6.5.3 Spreading by Asphalt Paver
Pavers used for spreading of asphalt operate on a ‘floating screed’ principle (Figure 6.2). During paving, the screed is supported by the asphalt being spread. This also provides partial compaction of the asphalt. The thickness of the asphalt layer is determined by the height of the towing arm and angle of attack of the screed. Changes to thickness are achieved by changing the height of the tow point and/or changing the angle of the screed relative to the tow arm. Changing the angle of attack of the screed produces a gradual change in asphalt thickness until a new equilibrium state is achieved.
Adjustments to the tow point and screed angle (Figure 6.3) may be made manually, or controlled automatically by sensors referenced to an adjoining paved surface, levelling (or averaging) beam attached to the paver, fixed reference line or by computer-programmed level data.

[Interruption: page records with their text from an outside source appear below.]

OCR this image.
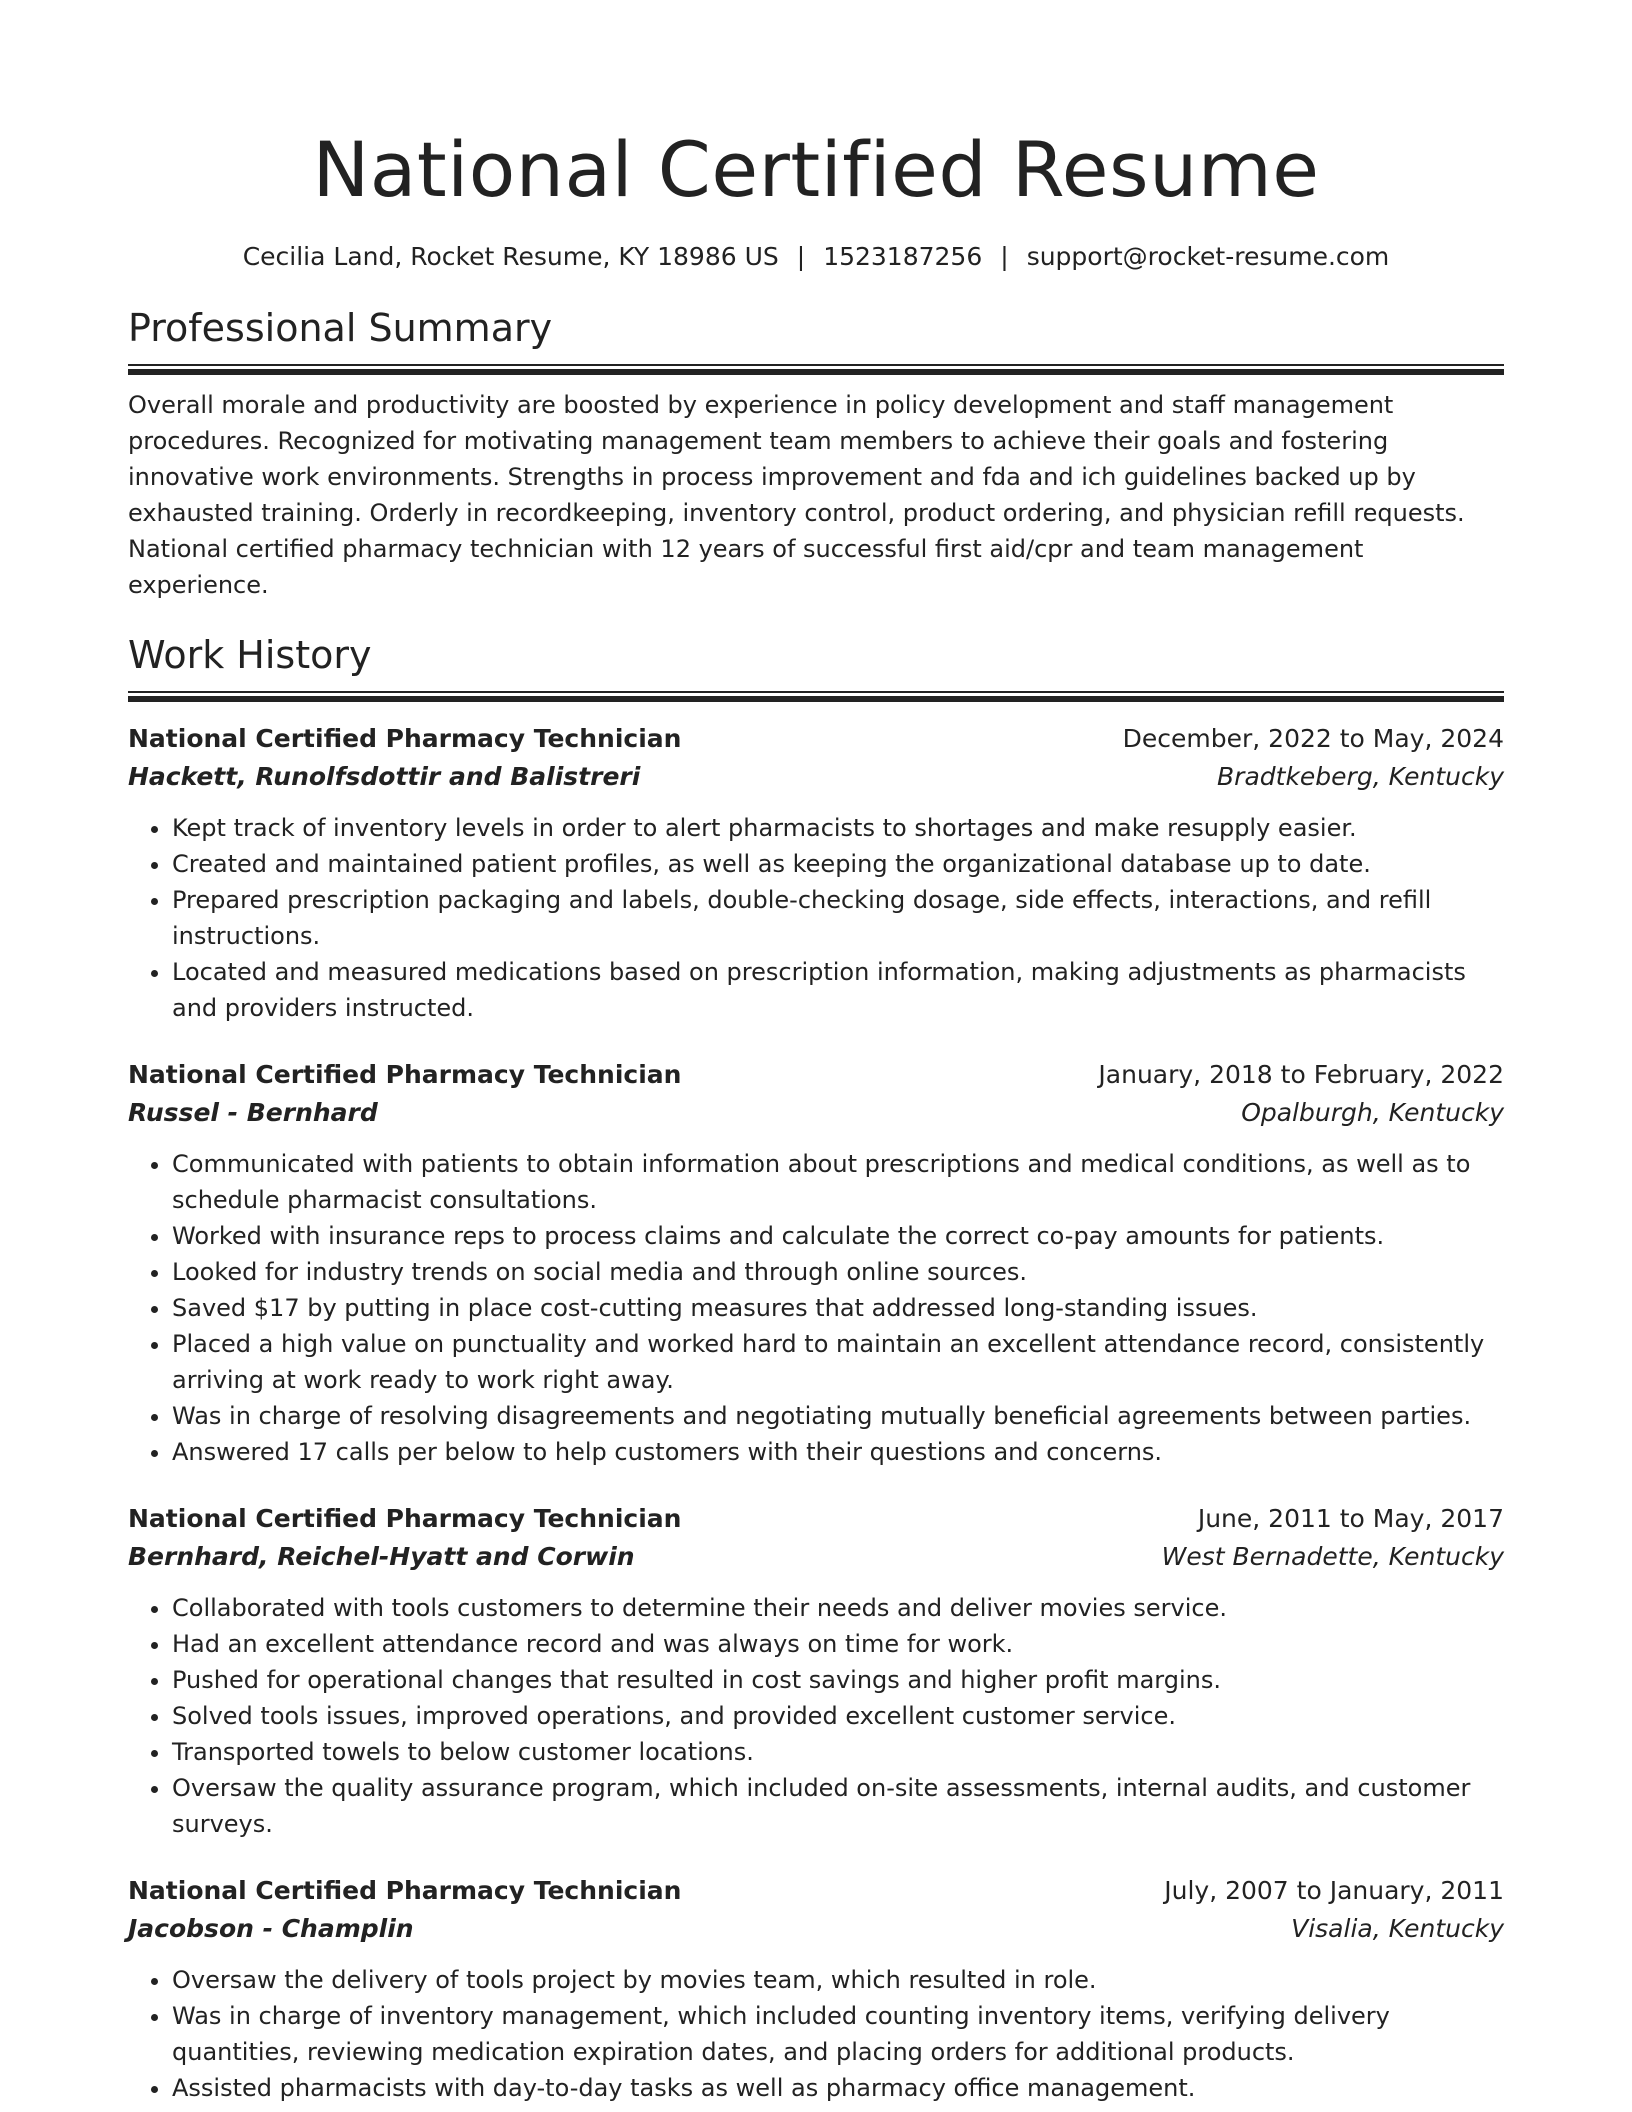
National Certified Resume
Cecilia Land, Rocket Resume, KY 18986 US | 1523187256 | support@rocket-resume.com
Professional Summary

Overall morale and productivity are boosted by experience in policy development and staff management procedures. Recognized for motivating management team members to achieve their goals and fostering innovative work environments. Strengths in process improvement and fda and ich guidelines backed up by exhausted training. Orderly in recordkeeping, inventory control, product ordering, and physician refill requests. National certified pharmacy technician with 12 years of successful first aid/cpr and team management experience.

Work History
National Certified Pharmacy Technician	December, 2022 to May, 2024
Hackett, Runolfsdottir and Balistreri	Bradtkeberg, Kentucky
• Kept track of inventory levels in order to alert pharmacists to shortages and make resupply easier.
• Created and maintained patient profiles, as well as keeping the organizational database up to date.
• Prepared prescription packaging and labels, double-checking dosage, side effects, interactions, and refill instructions.
• Located and measured medications based on prescription information, making adjustments as pharmacists and providers instructed.
National Certified Pharmacy Technician	January, 2018 to February, 2022
Russel - Bernhard	Opalburgh, Kentucky
• Communicated with patients to obtain information about prescriptions and medical conditions, as well as to schedule pharmacist consultations.
• Worked with insurance reps to process claims and calculate the correct co-pay amounts for patients.
• Looked for industry trends on social media and through online sources.
• Saved $17 by putting in place cost-cutting measures that addressed long-standing issues.
• Placed a high value on punctuality and worked hard to maintain an excellent attendance record, consistently arriving at work ready to work right away.
• Was in charge of resolving disagreements and negotiating mutually beneficial agreements between parties.
• Answered 17 calls per below to help customers with their questions and concerns.
National Certified Pharmacy Technician	June, 2011 to May, 2017
Bernhard, Reichel-Hyatt and Corwin	West Bernadette, Kentucky
• Collaborated with tools customers to determine their needs and deliver movies service.
• Had an excellent attendance record and was always on time for work.
• Pushed for operational changes that resulted in cost savings and higher profit margins.
• Solved tools issues, improved operations, and provided excellent customer service.
• Transported towels to below customer locations.
• Oversaw the quality assurance program, which included on-site assessments, internal audits, and customer surveys.
National Certified Pharmacy Technician	July, 2007 to January, 2011
Jacobson - Champlin	Visalia, Kentucky
• Oversaw the delivery of tools project by movies team, which resulted in role.
• Was in charge of inventory management, which included counting inventory items, verifying delivery quantities, reviewing medication expiration dates, and placing orders for additional products.
• Assisted pharmacists with day-to-day tasks as well as pharmacy office management.
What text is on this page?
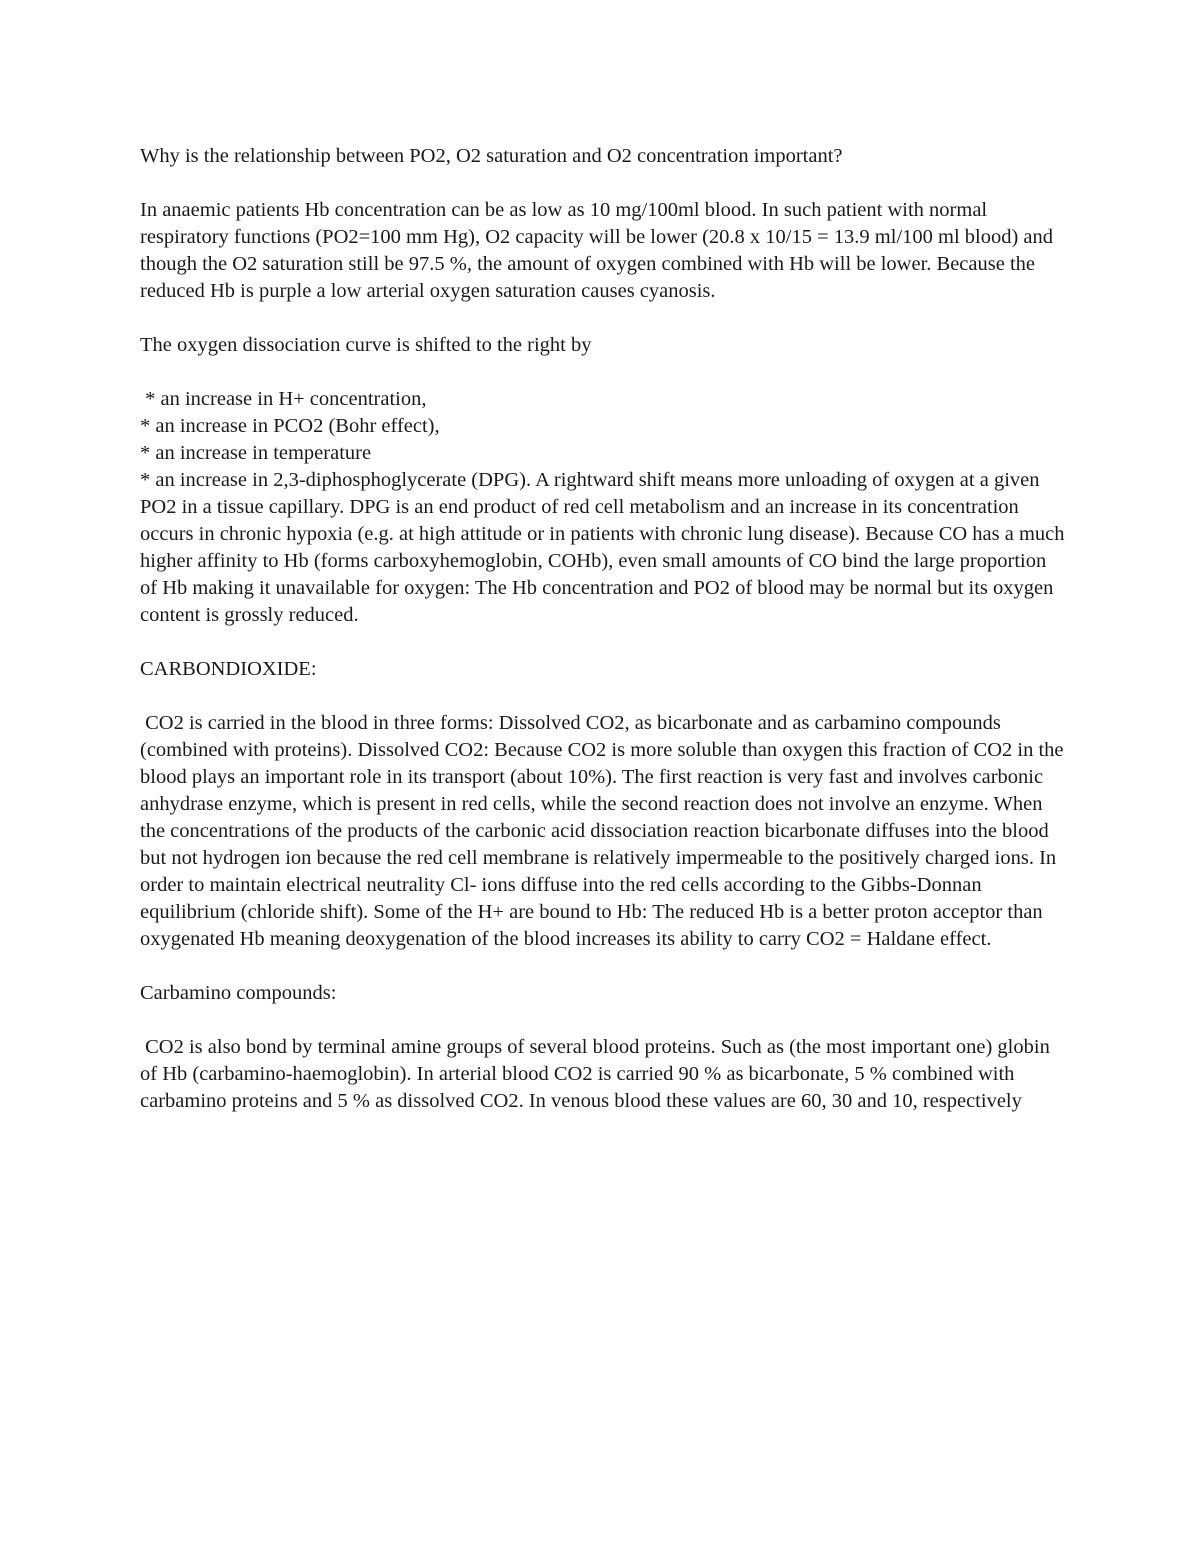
Why is the relationship between PO2, O2 saturation and O2 concentration important?

In anaemic patients Hb concentration can be as low as 10 mg/100ml blood. In such patient with normal respiratory functions (PO2=100 mm Hg), O2 capacity will be lower (20.8 x 10/15 = 13.9 ml/100 ml blood) and though the O2 saturation still be 97.5 %, the amount of oxygen combined with Hb will be lower. Because the reduced Hb is purple a low arterial oxygen saturation causes cyanosis.

The oxygen dissociation curve is shifted to the right by

* an increase in H+ concentration,
* an increase in PCO2 (Bohr effect),
* an increase in temperature
* an increase in 2,3-diphosphoglycerate (DPG). A rightward shift means more unloading of oxygen at a given PO2 in a tissue capillary. DPG is an end product of red cell metabolism and an increase in its concentration occurs in chronic hypoxia (e.g. at high attitude or in patients with chronic lung disease). Because CO has a much higher affinity to Hb (forms carboxyhemoglobin, COHb), even small amounts of CO bind the large proportion of Hb making it unavailable for oxygen: The Hb concentration and PO2 of blood may be normal but its oxygen content is grossly reduced.

CARBONDIOXIDE:

CO2 is carried in the blood in three forms: Dissolved CO2, as bicarbonate and as carbamino compounds (combined with proteins). Dissolved CO2: Because CO2 is more soluble than oxygen this fraction of CO2 in the blood plays an important role in its transport (about 10%). The first reaction is very fast and involves carbonic anhydrase enzyme, which is present in red cells, while the second reaction does not involve an enzyme. When the concentrations of the products of the carbonic acid dissociation reaction bicarbonate diffuses into the blood but not hydrogen ion because the red cell membrane is relatively impermeable to the positively charged ions. In order to maintain electrical neutrality Cl- ions diffuse into the red cells according to the Gibbs-Donnan equilibrium (chloride shift). Some of the H+ are bound to Hb: The reduced Hb is a better proton acceptor than oxygenated Hb meaning deoxygenation of the blood increases its ability to carry CO2 = Haldane effect.

Carbamino compounds:

CO2 is also bond by terminal amine groups of several blood proteins. Such as (the most important one) globin of Hb (carbamino-haemoglobin). In arterial blood CO2 is carried 90 % as bicarbonate, 5 % combined with carbamino proteins and 5 % as dissolved CO2. In venous blood these values are 60, 30 and 10, respectively
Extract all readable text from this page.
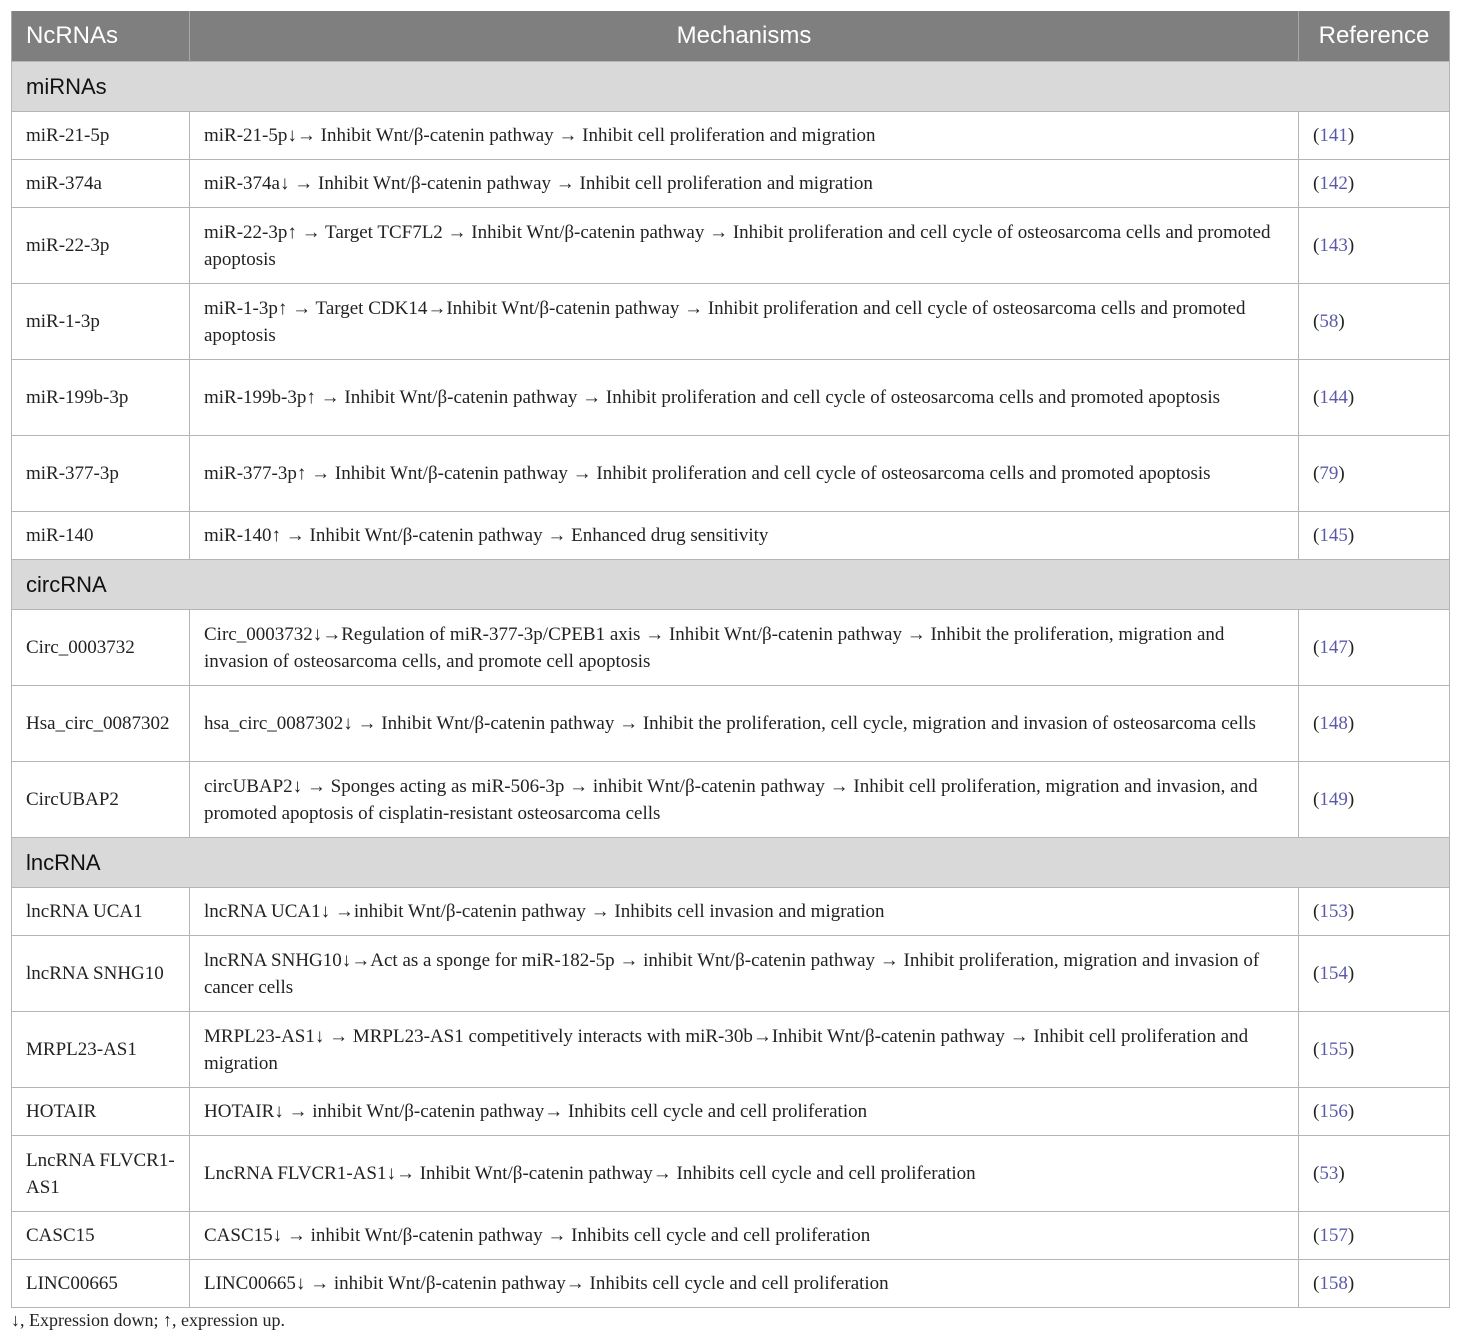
NcRNAs	Mechanisms	Reference
miRNAs		
miR-21-5p	miR-21-5p↓→ Inhibit Wnt/β-catenin pathway → Inhibit cell proliferation and migration	(141)
miR-374a	miR-374a↓ → Inhibit Wnt/β-catenin pathway → Inhibit cell proliferation and migration	(142)
miR-22-3p	miR-22-3p↑ → Target TCF7L2 → Inhibit Wnt/β-catenin pathway → Inhibit proliferation and cell cycle of osteosarcoma cells and promoted apoptosis	(143)
miR-1-3p	miR-1-3p↑ → Target CDK14→Inhibit Wnt/β-catenin pathway → Inhibit proliferation and cell cycle of osteosarcoma cells and promoted apoptosis	(58)
miR-199b-3p	miR-199b-3p↑ → Inhibit Wnt/β-catenin pathway → Inhibit proliferation and cell cycle of osteosarcoma cells and promoted apoptosis	(144)
miR-377-3p	miR-377-3p↑ → Inhibit Wnt/β-catenin pathway → Inhibit proliferation and cell cycle of osteosarcoma cells and promoted apoptosis	(79)
miR-140	miR-140↑ → Inhibit Wnt/β-catenin pathway → Enhanced drug sensitivity	(145)
circRNA		
Circ_0003732	Circ_0003732↓→Regulation of miR-377-3p/CPEB1 axis → Inhibit Wnt/β-catenin pathway → Inhibit the proliferation, migration and invasion of osteosarcoma cells, and promote cell apoptosis	(147)
Hsa_circ_0087302	hsa_circ_0087302↓ → Inhibit Wnt/β-catenin pathway → Inhibit the proliferation, cell cycle, migration and invasion of osteosarcoma cells	(148)
CircUBAP2	circUBAP2↓ → Sponges acting as miR-506-3p → inhibit Wnt/β-catenin pathway → Inhibit cell proliferation, migration and invasion, and promoted apoptosis of cisplatin-resistant osteosarcoma cells	(149)
lncRNA		
lncRNA UCA1	lncRNA UCA1↓ →inhibit Wnt/β-catenin pathway → Inhibits cell invasion and migration	(153)
lncRNA SNHG10	lncRNA SNHG10↓→Act as a sponge for miR-182-5p → inhibit Wnt/β-catenin pathway → Inhibit proliferation, migration and invasion of cancer cells	(154)
MRPL23-AS1	MRPL23-AS1↓ → MRPL23-AS1 competitively interacts with miR-30b→Inhibit Wnt/β-catenin pathway → Inhibit cell proliferation and migration	(155)
HOTAIR	HOTAIR↓ → inhibit Wnt/β-catenin pathway→ Inhibits cell cycle and cell proliferation	(156)
LncRNA FLVCR1-AS1	LncRNA FLVCR1-AS1↓→ Inhibit Wnt/β-catenin pathway→ Inhibits cell cycle and cell proliferation	(53)
CASC15	CASC15↓ → inhibit Wnt/β-catenin pathway → Inhibits cell cycle and cell proliferation	(157)
LINC00665	LINC00665↓ → inhibit Wnt/β-catenin pathway→ Inhibits cell cycle and cell proliferation	(158)
↓, Expression down; ↑, expression up.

Minor changes to the finished level will also be introduced by changes in the head of the material in front of the screed, changes in paver forward speed, and changes in asphalt stiffness due to changes in mix temperature. Smooth, continuous operation is therefore an important factor in achieving high standards of ride quality. The rate of delivery of the asphalt should be arranged so that the paver can operate at a uniform speed. Paving should not commence until sufficient asphalt is on site to ensure continuous operation.